The first real snow today and I went for a long walk and metro ride to take photos.
Learning English is spotty. Wednesday evening I said to my students, “See you next year.” There was an audible gasp in the room. “Teacher?” I repeated it and they were confused and alarmed. So I wrote it on the board and explained that I’d see them Monday, which would be 2016. Huge laughter. “Good one, teacher.”
So they can say and use the phrase “Good one” but don’t know “See you next year?” Always a teaching moment, for them and me.

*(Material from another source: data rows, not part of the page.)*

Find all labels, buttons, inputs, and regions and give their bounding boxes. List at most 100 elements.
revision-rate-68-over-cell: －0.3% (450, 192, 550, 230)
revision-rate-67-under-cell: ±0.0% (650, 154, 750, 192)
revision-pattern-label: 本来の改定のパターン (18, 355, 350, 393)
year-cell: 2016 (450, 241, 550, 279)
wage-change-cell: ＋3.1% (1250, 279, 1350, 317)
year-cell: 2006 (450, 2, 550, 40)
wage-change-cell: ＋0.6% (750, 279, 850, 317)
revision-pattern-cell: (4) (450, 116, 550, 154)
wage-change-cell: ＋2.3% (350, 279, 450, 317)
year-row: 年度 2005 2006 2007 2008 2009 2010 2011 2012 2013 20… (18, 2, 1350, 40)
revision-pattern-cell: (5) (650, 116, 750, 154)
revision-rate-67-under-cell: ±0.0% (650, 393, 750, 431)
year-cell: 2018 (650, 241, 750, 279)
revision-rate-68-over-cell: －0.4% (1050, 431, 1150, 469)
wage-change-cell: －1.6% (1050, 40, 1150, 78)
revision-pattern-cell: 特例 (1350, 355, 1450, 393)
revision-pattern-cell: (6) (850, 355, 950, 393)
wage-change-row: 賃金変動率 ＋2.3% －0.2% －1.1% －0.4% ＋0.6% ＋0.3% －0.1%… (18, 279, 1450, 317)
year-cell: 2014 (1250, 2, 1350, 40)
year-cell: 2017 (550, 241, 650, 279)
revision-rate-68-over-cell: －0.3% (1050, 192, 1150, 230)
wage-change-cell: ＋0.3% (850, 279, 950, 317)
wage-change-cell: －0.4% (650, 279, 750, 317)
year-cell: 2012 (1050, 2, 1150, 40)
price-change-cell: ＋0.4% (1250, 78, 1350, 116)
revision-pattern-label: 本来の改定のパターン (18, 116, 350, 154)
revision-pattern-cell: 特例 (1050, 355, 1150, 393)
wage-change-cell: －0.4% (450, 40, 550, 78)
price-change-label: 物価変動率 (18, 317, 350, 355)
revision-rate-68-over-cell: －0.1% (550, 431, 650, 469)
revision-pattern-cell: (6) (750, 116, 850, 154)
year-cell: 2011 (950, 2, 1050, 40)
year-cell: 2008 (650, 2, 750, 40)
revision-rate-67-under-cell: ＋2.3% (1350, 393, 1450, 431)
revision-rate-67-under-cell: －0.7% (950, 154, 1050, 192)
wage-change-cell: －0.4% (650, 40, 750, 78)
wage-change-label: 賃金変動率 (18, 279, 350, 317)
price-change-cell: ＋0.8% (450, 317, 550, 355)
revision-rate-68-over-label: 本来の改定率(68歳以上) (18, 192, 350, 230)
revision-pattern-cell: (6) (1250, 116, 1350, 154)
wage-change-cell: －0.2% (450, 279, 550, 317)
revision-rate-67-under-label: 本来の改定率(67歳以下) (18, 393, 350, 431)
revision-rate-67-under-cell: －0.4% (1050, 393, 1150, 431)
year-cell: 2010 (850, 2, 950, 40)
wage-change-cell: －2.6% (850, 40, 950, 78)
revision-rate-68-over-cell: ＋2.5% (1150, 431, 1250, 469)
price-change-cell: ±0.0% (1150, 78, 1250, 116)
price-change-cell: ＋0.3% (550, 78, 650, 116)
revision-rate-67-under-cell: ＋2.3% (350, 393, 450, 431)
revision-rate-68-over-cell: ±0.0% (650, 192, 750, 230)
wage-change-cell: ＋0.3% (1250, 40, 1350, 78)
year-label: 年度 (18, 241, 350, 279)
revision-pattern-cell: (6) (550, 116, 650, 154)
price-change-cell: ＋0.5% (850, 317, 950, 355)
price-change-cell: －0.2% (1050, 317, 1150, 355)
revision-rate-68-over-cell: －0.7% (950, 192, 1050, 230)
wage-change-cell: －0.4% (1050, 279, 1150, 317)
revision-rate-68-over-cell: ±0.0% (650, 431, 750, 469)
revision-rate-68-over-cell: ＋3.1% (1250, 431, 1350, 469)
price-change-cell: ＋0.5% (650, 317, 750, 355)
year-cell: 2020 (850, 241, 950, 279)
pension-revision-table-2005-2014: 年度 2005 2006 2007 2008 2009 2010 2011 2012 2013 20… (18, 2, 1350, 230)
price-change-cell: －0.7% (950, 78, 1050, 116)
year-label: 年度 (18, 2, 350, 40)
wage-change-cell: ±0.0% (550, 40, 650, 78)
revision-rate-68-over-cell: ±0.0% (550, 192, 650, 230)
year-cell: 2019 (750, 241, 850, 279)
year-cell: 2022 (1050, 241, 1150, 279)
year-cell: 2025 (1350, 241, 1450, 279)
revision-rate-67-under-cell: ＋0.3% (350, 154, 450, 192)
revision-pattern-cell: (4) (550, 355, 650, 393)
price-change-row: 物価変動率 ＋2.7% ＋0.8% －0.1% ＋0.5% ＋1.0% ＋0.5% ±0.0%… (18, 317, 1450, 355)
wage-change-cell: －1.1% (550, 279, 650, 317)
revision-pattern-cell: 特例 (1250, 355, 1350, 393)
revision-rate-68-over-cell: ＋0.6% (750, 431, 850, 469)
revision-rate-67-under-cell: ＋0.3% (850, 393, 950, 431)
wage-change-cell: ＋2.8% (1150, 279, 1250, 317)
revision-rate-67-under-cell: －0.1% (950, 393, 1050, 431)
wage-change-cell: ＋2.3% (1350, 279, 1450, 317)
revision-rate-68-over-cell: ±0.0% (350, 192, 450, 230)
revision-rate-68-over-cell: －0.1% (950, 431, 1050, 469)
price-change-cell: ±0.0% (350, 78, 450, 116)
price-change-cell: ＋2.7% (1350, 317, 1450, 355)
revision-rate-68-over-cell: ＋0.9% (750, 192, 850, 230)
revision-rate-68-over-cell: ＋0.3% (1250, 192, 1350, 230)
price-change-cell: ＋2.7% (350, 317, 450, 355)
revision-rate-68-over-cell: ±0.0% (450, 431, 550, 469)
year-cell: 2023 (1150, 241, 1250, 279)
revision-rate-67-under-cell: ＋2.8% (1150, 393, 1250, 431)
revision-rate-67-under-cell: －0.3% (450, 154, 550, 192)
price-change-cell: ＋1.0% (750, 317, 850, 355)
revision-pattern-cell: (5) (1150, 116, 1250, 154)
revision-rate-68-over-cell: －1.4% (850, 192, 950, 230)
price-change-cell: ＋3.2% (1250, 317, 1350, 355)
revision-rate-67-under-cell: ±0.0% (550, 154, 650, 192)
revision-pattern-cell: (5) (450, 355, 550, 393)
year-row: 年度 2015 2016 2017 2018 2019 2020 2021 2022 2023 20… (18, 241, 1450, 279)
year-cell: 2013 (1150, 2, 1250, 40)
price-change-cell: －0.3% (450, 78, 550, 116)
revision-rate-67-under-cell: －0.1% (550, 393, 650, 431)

Small victories with the Turkish language. The other day, I understood when a woman said to me in the elevator, “Cucuk var?” It translates literally as “Children exist?” but I understood her to mean, “Do you have children?” “Yok, yok.” (Literally, “they do not exist” but generally it just means “No.”)
I also understood when someone asked, “Tavuk sos?” They were serving me food. The translation is “chicken sauce” but I realized they wanted to know if I wanted gravy. Kinda a shame I can’t stick around long enough to really learn this language.
January 2, 2016
Happy New Year! First day back in classes and had to give a L1 Reading exam. The average was 62%. This makes me think I am wasting my time teaching English. I have two more exams on Monday. This will be a difficult week.
Feeling uneasy that I don’t have everything organized for the future as I’d like, but there is still time. I’ve put in a lot of work, but places just don’t hire this far out. And my work-for-stay place in Portugal seems to have fallen off the map—no response from them. Yesterday I reviewed my resume, applied for 5 jobs, applied for 12 work-for-stay places for the month of March, did lesson plans and laundry. I also sent a note reminding the school offices that I have only one month left on my contract. If I could trust them to pay as agreed, I’d stay here through the end of March, but I’ve probably pressed my luck staying this long. The school has stopped putting out a schedule for activities. We assume it’s a way to save money.
Mostly, I feel like I’m just waiting. My placement agency won’t post my resume with companies until February. I understand their position. I’ve applied to some jobs myself, but obviously many schools are trying to get teachers for January and won’t pay attention to my resume. It’s a struggle. This must be what learning patience is. I don’t have to like it, though.
January 3, 2016
My morning class seems to have forgotten English. It’s a level 1 class, but they took the Reading exam yesterday and did horrible. Today, I had a difficult time getting them to identify nouns, verbs and adjectives. And I know the Turkish words for these things. It breaks my heart. Am I doing the wrong thing with my life? Maybe every teacher feels this way at times? These same students did well in the beginning, but now, halfway through, they have lost focus and interest. It’s a weekend class, so if they don’t practice during the week all the information falls out of their head. Every Saturday it’s like starting over.
Here’s a new experience: I just kicked a kid out of class for smoking! H. is a 20-something, ought-to-know better, problem child. Not dumb, but I can’t figure why he is in class. He comes late, leaves early, finds an excuse to leave the class a couple times an hour and comes back late from break every hour. He refuses to do more than 2 out of 10 questions on any in class exercise. Sometimes he won’t even do that much. But today, I was writing on the board, my back to the class, while the students filed in from first break. It got deadly silent behind me. When I turned to face the class, every eye was on him. He had a huge smile on his face and held a lit cigarette!
I told him to get out of my class. He first seemed shocked, then took it in stride and packed his things and went with no argument. Then he came back 10 minutes later to apologize. I was trying to teach class, did not want to waste any more time on him, so I asked him to leave. Another 10 minutes and he was back again, with FLOWERS. Seriously? I just wanted him to go. I know the apology and flowers sound like a sweet thing, but he’d wasted too much of the class’ time already.
January 4, 2016
I may never eat again. OK, maybe I won’t eat until tomorrow. Just had lunch with a student’s father and his friend. Both are taking English courses and wanted to practice English. They fed me too much! Such great food and company. This is an easy way to eat in Turkey and I could arrange for more free meals and LOTS of tea this way if I wanted to.